Policy-as-Code with OPA and Rego

Policy is one of those things that accumulates like technical debt. You start with a note in the wiki: "all Deployments need resource limits." Then someone's container OOMs a node and takes down unrelated workloads, and now the note is a strongly worded Slack message. Then it's a checklist in your PR template. Then it's a comment in a Terraform module. Eventually it's scattered across five different places and enforced by none of them.

Open Policy Agent (OPA) is the answer I actually use to this problem.

What OPA Is

OPA is a general-purpose policy engine. You write policies in Rego (a declarative query language), and OPA evaluates them against arbitrary JSON data. That's it. The power comes from the fact that Kubernetes resource manifests are JSON, Terraform plans are JSON, HTTP request/response bodies are JSON. OPA doesn't care — it just evaluates your policies against whatever data you feed it.

There are two main integration points I use: Conftest for CI-time checks against files, and Gatekeeper for in-cluster enforcement.

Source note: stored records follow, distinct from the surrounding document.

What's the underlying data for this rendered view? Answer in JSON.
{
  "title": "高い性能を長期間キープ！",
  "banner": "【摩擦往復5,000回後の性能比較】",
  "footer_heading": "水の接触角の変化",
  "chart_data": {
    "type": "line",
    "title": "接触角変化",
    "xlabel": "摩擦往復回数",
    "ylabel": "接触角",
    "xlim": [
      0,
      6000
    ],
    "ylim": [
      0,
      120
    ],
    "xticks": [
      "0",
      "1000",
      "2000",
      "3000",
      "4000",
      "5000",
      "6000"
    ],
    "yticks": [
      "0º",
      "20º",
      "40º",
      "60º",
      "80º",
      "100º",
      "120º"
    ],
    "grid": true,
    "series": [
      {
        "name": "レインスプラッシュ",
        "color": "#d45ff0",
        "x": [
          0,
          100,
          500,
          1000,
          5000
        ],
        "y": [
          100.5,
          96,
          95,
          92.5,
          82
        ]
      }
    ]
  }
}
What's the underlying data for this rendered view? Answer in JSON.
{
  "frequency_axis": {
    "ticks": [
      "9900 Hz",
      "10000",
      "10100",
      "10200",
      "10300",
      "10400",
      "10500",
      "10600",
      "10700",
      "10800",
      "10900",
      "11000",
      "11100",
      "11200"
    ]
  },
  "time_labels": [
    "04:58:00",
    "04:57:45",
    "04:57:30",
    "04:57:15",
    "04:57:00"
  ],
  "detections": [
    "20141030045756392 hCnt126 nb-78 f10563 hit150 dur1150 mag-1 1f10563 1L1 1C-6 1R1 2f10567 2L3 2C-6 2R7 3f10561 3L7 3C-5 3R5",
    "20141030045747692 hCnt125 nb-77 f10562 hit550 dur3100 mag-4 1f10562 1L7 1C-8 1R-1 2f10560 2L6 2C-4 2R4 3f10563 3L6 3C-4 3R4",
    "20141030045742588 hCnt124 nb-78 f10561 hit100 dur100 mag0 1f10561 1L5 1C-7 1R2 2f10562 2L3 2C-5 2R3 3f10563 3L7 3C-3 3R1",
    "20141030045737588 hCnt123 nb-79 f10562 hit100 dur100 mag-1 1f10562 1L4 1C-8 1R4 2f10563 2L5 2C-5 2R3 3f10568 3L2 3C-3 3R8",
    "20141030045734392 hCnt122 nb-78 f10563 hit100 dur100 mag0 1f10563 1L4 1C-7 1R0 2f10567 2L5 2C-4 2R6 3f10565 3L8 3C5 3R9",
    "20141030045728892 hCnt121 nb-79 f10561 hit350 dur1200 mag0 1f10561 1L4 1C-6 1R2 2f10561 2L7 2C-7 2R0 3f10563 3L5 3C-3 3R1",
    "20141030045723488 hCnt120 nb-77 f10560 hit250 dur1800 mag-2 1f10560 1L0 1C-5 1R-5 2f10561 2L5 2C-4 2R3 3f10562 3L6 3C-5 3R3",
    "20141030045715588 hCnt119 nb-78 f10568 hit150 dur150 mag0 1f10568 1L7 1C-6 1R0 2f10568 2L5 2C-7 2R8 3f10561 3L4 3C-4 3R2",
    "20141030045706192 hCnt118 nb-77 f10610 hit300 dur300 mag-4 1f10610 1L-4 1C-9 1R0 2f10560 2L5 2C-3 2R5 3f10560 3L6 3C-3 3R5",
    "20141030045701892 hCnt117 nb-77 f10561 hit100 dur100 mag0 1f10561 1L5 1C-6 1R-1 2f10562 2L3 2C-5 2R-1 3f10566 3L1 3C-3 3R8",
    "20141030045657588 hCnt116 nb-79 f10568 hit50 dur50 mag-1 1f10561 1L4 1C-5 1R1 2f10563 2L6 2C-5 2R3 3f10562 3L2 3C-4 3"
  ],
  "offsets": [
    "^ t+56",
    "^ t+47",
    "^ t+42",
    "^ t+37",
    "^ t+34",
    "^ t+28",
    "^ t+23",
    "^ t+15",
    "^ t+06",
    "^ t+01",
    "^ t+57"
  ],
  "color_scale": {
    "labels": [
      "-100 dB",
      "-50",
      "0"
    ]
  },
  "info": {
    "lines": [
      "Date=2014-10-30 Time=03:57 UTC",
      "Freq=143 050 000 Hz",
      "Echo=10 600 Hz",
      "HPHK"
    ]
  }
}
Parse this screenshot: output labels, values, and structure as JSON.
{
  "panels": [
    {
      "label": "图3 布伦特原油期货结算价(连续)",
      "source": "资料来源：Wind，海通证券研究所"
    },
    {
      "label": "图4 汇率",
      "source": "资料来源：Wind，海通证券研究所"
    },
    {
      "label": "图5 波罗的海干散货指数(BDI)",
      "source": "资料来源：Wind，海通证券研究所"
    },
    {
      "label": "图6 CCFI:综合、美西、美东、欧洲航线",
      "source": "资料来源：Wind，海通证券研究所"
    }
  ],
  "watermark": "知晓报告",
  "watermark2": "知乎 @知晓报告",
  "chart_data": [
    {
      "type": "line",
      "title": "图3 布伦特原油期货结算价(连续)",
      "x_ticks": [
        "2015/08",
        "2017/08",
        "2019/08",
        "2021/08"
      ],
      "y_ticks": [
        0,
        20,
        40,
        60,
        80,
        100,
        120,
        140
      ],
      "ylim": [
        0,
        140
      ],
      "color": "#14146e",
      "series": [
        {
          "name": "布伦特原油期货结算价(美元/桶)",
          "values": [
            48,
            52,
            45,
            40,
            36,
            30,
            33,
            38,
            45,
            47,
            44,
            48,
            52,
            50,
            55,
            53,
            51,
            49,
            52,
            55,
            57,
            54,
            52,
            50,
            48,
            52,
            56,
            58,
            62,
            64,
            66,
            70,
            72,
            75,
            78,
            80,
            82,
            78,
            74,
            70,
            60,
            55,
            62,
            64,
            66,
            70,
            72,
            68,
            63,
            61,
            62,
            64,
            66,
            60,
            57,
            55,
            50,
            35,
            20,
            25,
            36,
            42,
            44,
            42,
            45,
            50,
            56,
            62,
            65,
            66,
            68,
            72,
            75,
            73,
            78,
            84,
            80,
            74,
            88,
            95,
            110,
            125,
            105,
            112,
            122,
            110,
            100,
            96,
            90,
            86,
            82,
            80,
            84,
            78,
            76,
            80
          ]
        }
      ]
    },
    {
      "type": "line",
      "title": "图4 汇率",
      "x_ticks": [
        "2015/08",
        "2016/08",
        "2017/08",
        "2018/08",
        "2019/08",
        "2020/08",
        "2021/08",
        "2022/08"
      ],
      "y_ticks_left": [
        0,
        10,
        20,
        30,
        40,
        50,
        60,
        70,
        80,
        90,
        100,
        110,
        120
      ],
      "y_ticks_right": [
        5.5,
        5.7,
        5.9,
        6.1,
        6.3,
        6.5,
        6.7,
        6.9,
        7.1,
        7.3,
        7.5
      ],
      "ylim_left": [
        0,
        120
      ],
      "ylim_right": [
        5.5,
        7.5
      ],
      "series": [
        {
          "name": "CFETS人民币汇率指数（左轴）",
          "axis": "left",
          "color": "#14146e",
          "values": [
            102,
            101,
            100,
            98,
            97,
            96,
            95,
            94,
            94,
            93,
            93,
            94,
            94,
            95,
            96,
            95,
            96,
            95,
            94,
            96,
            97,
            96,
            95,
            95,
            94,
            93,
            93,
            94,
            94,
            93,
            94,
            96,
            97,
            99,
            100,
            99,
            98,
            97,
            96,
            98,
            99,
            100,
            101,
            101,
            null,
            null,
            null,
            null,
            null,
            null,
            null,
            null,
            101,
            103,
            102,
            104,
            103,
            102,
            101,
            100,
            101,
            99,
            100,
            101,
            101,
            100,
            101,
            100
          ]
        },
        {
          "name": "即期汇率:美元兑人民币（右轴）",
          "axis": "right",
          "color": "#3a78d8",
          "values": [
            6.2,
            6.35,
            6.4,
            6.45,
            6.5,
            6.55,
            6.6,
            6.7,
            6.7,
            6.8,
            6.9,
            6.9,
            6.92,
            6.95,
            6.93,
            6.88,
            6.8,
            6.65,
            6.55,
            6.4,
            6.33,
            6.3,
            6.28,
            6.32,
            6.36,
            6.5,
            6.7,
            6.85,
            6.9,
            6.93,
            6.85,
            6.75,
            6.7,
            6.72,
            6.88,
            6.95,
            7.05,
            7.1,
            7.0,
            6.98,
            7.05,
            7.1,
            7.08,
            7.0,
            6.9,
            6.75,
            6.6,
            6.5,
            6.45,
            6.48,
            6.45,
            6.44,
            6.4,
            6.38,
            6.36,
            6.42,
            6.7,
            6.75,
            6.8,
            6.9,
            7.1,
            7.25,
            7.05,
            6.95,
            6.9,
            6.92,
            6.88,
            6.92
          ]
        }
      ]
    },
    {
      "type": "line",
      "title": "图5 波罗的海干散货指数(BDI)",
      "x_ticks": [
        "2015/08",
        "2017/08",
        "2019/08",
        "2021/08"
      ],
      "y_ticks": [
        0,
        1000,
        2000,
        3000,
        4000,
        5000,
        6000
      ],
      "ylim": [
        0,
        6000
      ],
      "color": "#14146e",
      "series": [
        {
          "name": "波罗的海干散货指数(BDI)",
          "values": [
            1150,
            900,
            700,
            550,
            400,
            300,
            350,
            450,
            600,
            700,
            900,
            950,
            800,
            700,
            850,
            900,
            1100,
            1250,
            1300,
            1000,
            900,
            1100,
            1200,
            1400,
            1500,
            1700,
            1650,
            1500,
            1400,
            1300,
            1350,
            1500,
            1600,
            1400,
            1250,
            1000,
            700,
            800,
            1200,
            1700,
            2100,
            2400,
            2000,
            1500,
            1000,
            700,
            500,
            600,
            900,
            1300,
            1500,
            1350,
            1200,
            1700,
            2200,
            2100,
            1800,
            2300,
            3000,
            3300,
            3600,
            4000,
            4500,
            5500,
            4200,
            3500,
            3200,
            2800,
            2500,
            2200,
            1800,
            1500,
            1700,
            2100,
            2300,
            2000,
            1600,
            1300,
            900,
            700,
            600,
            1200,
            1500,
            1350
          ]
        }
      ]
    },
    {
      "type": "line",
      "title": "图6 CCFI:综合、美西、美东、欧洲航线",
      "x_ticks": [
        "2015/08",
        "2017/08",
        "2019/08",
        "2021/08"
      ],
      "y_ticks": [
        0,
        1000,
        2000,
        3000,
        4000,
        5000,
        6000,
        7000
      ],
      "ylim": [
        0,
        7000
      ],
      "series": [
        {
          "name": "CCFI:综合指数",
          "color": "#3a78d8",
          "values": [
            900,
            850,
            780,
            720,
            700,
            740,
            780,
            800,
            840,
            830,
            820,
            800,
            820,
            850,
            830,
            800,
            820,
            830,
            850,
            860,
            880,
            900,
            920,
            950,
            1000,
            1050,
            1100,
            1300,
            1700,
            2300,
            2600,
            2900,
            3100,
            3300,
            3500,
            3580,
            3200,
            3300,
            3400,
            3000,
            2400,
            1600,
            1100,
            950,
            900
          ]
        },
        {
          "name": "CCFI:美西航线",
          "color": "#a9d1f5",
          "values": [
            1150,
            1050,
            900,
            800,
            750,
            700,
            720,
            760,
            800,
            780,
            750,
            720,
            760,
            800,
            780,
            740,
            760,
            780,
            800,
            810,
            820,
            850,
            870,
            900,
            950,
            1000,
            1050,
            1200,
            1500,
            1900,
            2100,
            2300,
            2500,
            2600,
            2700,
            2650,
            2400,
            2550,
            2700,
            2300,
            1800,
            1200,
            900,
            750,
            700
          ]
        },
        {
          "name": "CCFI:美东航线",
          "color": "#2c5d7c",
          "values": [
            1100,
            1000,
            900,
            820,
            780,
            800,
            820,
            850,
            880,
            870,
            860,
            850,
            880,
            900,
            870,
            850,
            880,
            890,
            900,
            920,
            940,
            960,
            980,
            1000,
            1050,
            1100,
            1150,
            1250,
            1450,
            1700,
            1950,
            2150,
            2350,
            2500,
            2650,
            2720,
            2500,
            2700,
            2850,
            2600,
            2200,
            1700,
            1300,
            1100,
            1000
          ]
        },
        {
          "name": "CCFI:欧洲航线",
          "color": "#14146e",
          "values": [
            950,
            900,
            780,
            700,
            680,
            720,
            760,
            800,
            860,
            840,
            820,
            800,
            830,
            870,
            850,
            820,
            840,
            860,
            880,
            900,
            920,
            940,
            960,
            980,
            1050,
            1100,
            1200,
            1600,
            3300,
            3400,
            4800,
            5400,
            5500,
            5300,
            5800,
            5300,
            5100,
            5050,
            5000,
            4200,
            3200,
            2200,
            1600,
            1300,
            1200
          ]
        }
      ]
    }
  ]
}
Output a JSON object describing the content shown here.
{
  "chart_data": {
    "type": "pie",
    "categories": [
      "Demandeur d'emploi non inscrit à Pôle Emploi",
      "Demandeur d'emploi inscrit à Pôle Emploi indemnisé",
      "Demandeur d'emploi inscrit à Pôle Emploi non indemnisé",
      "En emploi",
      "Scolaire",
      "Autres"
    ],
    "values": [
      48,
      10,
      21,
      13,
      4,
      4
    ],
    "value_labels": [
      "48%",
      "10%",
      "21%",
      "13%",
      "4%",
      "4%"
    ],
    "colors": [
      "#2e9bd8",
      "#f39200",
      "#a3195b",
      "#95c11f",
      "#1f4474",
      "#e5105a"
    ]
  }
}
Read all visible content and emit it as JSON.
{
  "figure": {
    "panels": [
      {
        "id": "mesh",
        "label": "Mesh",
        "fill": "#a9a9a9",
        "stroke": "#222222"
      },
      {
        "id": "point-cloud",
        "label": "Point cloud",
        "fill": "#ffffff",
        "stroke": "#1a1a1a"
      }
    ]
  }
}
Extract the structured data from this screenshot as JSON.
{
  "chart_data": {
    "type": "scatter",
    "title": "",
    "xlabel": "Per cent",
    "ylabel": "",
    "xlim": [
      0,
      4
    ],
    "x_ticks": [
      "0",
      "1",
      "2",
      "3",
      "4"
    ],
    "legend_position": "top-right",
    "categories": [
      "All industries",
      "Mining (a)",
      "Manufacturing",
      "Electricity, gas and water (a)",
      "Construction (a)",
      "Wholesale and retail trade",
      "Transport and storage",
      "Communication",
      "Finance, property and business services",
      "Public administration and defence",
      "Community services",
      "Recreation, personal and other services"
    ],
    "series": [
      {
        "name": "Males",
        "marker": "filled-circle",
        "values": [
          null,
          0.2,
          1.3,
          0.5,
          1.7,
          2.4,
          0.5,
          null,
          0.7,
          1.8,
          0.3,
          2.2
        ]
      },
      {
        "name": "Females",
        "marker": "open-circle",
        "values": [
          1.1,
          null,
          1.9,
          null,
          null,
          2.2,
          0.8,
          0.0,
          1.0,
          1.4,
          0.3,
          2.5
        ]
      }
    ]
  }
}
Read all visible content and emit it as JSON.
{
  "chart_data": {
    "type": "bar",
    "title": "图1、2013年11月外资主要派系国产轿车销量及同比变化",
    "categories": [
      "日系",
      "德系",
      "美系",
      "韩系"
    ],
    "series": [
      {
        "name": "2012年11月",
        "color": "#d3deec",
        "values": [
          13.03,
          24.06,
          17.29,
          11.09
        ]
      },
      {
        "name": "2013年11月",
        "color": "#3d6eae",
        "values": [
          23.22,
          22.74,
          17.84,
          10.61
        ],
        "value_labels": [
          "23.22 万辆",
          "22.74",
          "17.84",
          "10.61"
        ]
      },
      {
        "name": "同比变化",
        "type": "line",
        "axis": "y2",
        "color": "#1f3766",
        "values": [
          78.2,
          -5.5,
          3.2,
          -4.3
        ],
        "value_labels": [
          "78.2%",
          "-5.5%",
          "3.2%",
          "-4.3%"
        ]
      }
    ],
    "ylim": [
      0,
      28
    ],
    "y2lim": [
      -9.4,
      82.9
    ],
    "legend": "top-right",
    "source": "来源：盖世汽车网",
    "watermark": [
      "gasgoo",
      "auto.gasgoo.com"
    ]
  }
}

Updated March 2026: OPA v1.0 shipped in early 2025 with significant changes to Rego itself — what's now called "Rego v1." The biggest visible change is that future.keywords imports are no longer needed (they were already required in newer v0.x versions), import rego.v1 is the standard way to opt in, and some syntax that was soft-deprecated in v0.x is now removed. The policy examples in this post use the v0.x style current as of early 2021. I've noted where Rego v1 differs.

Rego Basics

Rego is not like any language you've used before. It's closer to Datalog than to Go or Python. Rules evaluate to true or false (or a value), and you build up complex policies from composable rules. The mental model shift: you're not writing imperative logic, you're writing logical statements that must all be true.

A simple rule:

package kubernetes.deployment

# A rule that produces a denial message
deny[msg] {
    input.kind == "Deployment"
    container := input.spec.template.spec.containers[_]
    not container.resources.limits.cpu
    msg := sprintf("container '%s' has no CPU limit", [container.name])
}

Breaking this down: deny[msg] defines a set called deny. The rule body is a conjunction — all conditions must be true for the rule to fire. input is the document being evaluated (the Deployment manifest). containers[_] iterates over all containers. If any container is missing a CPU limit, a message is added to the deny set. If deny is non-empty, the policy fails.

Sets and Comprehensions

# Collect all container names missing memory limits
missing_memory_limits := {name |
    container := input.spec.template.spec.containers[_]
    not container.resources.limits.memory
    name := container.name
}

This is a set comprehension — it builds the set of container names where the condition holds. I use this pattern constantly to collect violations before summarizing them.

Conftest: Policy in CI

Conftest is a CLI tool that runs OPA policies against config files. I use it to check Kubernetes manifests and Terraform plans before they ever reach the cluster.

# Test a manifest
conftest test deployment.yaml --policy ./policies/

# Test a Terraform plan
terraform plan -out=tfplan.binary
terraform show -json tfplan.binary > tfplan.json
conftest test tfplan.json --policy ./policies/terraform/

The policy structure I use:

policies/
  kubernetes/
    deployments.rego
    deployments_test.rego
  terraform/
    aws_rds.rego
    aws_rds_test.rego

A Real Policy: Resource Limits Required

package kubernetes.deployment

import future.keywords.in

deny[msg] {
    input.kind == "Deployment"
    container := input.spec.template.spec.containers[_]
    missing := missing_limits(container)
    count(missing) > 0
    msg := sprintf(
        "container '%s' is missing resource limits: %v",
        [container.name, missing],
    )
}

missing_limits(container) := limits {
    required := {"cpu", "memory"}
    have := {k | _ := container.resources.limits[k]}
    limits := required - have
}

Updated March 2026: In Rego v1, replace import future.keywords.in with import rego.v1. The rest of this policy is valid Rego v1.

Writing Rego Tests

This is non-negotiable. Rego is dense enough that untested policies will surprise you.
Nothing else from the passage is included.